At Middleton (January 31) – Based on an original screenplay by Glenn German and director Adam Rodgers, this romance stars Andy Garcia and Vera Farmiga (ages 56 and 38-going-on-39, respectively, during filming) as two parents who fall for each other while accompanying their kids on a college tour. From what I’ve heard, it’s actually a pretty good movie. Besides, the film also features Tom Skerritt (can you believe he’s 80 years old already?), so it can’t be all bad.
Labor Day (January 31) – I usually scoff when I see ads for this film starring Kate Winslet and Josh Brolin, but I suppose I should hold my tongue until I actually see it. I enjoy director Jason Reitman’s first two films, Thank You for Smoking (2005) and Juno (2007), which are dark comedies dealing with serious topics in witty ways, but Labor Day looks like the kind of melodramatic stuff adapted from Nicholas Sparks novels (see A Walk to Remember, The Notebook, The Last Song, et cetera, et cetera). Cheesy romance can be terrible rather than a guilty pleasure, but again, I’ll refrain from further comment until I have seen the whole production.
Life After Beth (January 31) – Zombie movies are a dime a dozen, but I am willing to try a comedy starring Aubrey Plaza (the great April Ludgate from “Parks and Recreation”) as the title undead woman and Dane DeHaan (Chronicle, Lawless, The Place Beyond the Pines, Kill Your Darlings) as her former boyfriend. The film stars other young actors like Anna Kendrick, Matthew Gray Gubler and Alia Shawkat and also the older, more established names of John C. Reilly, Cheryl Hines, Molly Shannon and Paul Reiser.

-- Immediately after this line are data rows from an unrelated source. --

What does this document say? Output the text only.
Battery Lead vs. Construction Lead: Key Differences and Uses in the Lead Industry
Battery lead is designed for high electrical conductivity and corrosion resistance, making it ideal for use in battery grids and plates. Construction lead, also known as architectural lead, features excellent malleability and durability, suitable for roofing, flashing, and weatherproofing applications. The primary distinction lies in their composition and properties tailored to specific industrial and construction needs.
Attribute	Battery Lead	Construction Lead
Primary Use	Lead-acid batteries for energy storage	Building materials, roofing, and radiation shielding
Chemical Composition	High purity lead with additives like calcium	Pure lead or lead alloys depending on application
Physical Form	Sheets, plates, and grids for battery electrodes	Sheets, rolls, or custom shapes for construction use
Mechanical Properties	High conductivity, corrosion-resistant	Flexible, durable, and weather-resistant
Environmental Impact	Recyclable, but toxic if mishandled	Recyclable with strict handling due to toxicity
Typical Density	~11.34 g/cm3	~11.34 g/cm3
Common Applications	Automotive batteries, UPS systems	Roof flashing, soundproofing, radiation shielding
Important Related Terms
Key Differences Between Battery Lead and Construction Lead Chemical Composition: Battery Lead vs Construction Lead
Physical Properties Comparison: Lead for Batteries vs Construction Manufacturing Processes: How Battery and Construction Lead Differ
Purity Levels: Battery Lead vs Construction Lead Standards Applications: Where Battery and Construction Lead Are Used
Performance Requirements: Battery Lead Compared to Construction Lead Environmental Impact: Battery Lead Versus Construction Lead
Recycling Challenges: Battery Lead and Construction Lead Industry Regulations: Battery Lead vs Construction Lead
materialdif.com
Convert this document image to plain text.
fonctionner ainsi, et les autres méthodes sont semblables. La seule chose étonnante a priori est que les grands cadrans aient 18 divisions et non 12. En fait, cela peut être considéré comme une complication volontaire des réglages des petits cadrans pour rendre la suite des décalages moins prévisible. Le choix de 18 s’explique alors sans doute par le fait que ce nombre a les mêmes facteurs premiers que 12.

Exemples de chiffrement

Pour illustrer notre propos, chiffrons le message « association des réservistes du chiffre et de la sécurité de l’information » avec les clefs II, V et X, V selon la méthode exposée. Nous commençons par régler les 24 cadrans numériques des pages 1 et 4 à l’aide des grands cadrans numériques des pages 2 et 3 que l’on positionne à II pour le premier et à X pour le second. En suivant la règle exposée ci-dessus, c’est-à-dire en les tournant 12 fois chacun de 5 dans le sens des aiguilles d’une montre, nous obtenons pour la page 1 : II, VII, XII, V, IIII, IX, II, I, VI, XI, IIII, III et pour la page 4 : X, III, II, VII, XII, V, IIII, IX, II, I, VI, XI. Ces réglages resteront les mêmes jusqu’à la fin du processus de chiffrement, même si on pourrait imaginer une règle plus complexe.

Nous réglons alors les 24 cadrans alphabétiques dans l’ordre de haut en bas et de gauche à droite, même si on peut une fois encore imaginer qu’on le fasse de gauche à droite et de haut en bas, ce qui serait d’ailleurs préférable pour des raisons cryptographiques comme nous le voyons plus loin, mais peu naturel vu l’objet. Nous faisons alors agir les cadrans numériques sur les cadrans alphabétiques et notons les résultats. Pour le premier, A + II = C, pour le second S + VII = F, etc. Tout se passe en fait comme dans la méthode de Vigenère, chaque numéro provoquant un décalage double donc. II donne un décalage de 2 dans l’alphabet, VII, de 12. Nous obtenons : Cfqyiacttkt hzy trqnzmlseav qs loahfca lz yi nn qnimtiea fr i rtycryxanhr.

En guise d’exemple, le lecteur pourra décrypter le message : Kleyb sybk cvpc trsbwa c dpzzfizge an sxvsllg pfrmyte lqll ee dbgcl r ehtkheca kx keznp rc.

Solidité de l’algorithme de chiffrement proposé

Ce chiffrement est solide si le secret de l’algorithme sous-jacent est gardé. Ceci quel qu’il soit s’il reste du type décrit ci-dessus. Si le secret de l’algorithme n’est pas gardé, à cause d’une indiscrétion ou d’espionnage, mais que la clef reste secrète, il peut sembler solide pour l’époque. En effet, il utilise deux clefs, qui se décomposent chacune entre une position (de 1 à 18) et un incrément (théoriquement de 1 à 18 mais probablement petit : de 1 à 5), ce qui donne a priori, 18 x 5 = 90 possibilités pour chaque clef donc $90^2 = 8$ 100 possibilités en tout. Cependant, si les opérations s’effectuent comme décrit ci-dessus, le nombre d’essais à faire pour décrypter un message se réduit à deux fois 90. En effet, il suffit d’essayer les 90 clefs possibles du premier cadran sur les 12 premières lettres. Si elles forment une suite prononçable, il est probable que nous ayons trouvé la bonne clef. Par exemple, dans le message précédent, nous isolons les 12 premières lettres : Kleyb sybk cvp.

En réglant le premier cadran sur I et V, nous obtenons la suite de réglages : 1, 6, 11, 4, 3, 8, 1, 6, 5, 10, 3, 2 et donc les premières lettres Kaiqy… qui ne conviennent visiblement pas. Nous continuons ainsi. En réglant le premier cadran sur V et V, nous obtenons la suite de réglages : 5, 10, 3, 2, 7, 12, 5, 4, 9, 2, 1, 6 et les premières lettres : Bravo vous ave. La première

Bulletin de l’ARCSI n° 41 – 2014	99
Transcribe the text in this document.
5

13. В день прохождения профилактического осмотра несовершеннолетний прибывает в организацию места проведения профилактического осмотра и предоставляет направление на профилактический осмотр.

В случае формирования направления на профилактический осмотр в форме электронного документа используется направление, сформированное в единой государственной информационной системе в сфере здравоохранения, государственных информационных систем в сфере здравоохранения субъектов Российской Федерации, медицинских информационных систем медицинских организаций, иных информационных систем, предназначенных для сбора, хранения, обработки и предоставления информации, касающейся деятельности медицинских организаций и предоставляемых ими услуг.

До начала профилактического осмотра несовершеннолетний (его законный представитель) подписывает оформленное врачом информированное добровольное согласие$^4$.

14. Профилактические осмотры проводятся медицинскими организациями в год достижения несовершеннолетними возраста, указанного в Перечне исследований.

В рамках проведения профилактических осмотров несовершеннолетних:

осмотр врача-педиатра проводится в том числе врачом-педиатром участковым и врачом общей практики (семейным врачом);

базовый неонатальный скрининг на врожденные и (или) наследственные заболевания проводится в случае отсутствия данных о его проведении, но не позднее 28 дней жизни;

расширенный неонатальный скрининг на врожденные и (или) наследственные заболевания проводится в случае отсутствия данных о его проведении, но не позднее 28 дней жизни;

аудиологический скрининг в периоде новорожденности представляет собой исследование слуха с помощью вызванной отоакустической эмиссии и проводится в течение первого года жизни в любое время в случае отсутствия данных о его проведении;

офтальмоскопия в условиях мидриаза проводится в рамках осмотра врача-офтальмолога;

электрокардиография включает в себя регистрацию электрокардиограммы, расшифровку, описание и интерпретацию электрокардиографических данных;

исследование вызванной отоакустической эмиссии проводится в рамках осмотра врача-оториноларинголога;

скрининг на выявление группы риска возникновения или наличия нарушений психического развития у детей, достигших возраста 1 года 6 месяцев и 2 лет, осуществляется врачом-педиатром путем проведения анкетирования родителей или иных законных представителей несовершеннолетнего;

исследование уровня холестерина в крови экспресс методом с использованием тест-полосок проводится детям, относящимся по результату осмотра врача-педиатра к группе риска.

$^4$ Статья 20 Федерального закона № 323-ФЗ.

The Monuments Men (February 7) – An unusually A-list-caliber group shows up here in George Clooney’s fifth directorial effort since the film was originally supposed to open back in December for awards season. Clooney himself, Matt Damon, Cate Blanchett, Bill Murray, John Goodman, Jean Dujardin, Hugh Bonneville, Bob Balaban and even composer Alexandre Desplat populate the cast of this World War II drama about the recovery of artworks that had been stolen by Nazis.
One Chance (February 7) – This feel-good story of a working-class man aspiring to be an opera singer stars James Corden, who won a Tony for the Broadway show One Man, Two Guvnors in 2012 and who I know (and adore) best for his recurring role as endearing English bloke Craig Owens on “Doctor Who.”
In Secret (February 21) – After a school semester of 19th century art history, in which my professor often spoke of Emile Zola’s literature, I finally decided to try Zola’s scandalous 1867 novel Thérèse Raquin. What a page-turner! I fully expect this film to be just as passionate and disturbing, particularly because Elizabeth Olsen (the maladjusted heroine of Martha Marcy May Marlene) is the lead, although I am aware that there have been award-winning versions made in 1953 (Simone Signoret) and 1980 (Kate Nelligan) as well.
The Wind Rises (February 21) – I definitely got some chills when watching the trailer for Hayao Miyazaki’s swan song when I was at the movies recently. As a person interested in both Japanese cinema and Japanese history, I want to see how Miyazaki’s highly artistic form of storytelling intersects with depictions of his nation’s actions during World War II.